Sound is the most common issue, but then pretty much every capacitor inside are time bomb, sega really got their hands on one of the worst batch of capacitors ever.


----------



## Cartmanuk (Jul 22, 2012)

*GameGear's without sound issues are common but fixable.*​


*A Guide to Fix Audio:*​You will need soldering knowledge and a steady hand.​_________________________________________________​*Tools needed:*​*T8 Torx bit screwdriver​*Phillips screwdriver​*soldering iron​*fine lead-free solder.​In most cases it is this the capacitor labeled (*C7*) with is 47uF and 6.3V
you can also change (*C5*) too, if you want to use earphones.​If you can’t find it with 6.3V you can use one with higher voltage up to 9V.​

Heat and remove these old *C5* and *C7* capacitors and replace as below​

Board with new components added.​*C1
C2
C3*​Can also be replaced if fault continues.​Or buy a repaired sound board on eBay UK or £5.50​-------------------------------------------------------------------------------------------------------------------------------------------------------------------------------------------------------------------------​


----------



## fossda (Jul 22, 2012)

ok, so the screen works now, but the sound still doesn't, also 3 of my games just come up with a white screen, while all the others work.


----------



## jimmyemunoz (Jul 22, 2012)

fossda said:


> ok, so the screen works now, but the sound still doesn't, also 3 of my games just come up with a white screen, while all the others work.
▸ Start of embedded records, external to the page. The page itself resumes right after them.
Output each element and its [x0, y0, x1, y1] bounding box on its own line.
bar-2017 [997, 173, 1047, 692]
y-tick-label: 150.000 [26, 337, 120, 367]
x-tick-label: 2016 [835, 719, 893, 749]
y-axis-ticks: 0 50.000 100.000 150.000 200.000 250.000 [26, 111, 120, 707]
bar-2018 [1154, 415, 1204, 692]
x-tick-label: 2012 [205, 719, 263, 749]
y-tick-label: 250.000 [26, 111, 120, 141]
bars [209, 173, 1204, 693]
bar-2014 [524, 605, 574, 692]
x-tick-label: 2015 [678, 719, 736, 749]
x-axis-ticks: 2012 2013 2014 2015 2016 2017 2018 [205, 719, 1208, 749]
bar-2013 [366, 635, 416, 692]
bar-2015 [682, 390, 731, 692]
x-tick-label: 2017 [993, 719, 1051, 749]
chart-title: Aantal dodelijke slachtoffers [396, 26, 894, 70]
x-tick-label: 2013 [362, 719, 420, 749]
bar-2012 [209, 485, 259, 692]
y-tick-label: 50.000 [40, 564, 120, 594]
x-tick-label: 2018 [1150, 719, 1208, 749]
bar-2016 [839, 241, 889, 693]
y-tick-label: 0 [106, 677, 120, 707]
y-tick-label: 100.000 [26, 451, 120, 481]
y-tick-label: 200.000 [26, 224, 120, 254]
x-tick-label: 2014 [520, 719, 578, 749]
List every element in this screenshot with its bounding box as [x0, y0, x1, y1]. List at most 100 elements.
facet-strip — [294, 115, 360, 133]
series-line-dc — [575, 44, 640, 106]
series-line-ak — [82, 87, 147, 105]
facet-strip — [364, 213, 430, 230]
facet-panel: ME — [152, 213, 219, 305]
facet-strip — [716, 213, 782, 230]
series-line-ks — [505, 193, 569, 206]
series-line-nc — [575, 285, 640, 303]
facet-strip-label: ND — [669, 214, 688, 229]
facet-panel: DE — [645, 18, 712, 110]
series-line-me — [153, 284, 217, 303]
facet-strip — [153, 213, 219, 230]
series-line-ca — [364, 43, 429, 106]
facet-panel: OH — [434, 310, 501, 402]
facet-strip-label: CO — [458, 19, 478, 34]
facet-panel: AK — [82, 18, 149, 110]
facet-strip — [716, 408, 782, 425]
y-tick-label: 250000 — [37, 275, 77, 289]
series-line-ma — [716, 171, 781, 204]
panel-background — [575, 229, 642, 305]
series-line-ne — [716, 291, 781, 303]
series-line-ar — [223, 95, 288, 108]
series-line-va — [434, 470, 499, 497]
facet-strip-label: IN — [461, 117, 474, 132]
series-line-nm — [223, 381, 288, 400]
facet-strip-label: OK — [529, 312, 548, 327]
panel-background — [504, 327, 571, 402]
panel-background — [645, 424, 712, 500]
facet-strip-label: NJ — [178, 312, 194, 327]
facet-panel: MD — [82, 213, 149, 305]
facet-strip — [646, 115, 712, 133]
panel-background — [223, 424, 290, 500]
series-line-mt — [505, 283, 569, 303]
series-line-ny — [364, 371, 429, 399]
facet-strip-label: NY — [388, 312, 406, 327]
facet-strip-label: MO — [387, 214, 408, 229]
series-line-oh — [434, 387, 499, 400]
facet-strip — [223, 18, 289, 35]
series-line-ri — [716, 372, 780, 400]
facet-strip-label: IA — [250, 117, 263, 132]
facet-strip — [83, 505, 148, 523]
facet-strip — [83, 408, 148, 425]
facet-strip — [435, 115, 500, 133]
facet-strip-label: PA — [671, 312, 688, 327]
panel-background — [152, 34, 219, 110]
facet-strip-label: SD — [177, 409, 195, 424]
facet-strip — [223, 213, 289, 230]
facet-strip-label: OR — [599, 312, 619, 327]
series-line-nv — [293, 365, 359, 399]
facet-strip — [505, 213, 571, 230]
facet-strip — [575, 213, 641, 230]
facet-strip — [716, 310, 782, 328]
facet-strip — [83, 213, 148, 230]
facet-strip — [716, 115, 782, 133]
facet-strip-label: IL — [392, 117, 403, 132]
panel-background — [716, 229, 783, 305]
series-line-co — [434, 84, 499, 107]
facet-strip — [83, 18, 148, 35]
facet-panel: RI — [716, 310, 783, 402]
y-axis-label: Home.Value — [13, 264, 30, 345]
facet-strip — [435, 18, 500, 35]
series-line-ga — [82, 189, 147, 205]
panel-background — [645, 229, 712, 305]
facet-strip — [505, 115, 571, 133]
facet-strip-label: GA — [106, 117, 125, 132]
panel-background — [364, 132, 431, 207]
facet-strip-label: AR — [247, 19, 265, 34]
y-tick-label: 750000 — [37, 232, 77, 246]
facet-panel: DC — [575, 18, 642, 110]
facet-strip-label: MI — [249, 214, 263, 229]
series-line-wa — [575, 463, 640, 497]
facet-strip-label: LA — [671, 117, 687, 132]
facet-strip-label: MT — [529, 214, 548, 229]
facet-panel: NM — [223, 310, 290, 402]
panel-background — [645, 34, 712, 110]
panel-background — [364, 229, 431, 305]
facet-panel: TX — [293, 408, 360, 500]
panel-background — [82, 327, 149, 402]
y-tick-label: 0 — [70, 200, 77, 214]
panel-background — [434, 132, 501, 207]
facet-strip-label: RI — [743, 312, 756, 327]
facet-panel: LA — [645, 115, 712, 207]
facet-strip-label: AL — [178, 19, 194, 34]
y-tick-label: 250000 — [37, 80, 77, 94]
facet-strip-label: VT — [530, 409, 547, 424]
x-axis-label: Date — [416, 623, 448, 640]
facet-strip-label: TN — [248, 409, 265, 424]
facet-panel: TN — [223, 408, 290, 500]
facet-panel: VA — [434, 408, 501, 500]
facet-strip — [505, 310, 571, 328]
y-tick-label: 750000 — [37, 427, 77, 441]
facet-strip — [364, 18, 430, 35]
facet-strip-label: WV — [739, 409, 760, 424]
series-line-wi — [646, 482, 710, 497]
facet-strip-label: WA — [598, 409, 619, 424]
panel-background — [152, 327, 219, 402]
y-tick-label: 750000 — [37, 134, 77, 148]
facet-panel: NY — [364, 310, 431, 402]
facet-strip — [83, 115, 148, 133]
Clean the contacts, of the non-working cartridges, with rubbing alcohol and a q-tip and report back.


----------



## fossda (Jul 22, 2012)

weird thing is, one of my games that don't work now worked a few hours ago. Strange?


----------



## Cartmanuk (Jul 22, 2012)

fossda said:


> weird thing is, one of my games that don't work now worked a few hours ago. Strange?



The games have batteries in for save files so try replacing those as well.


----------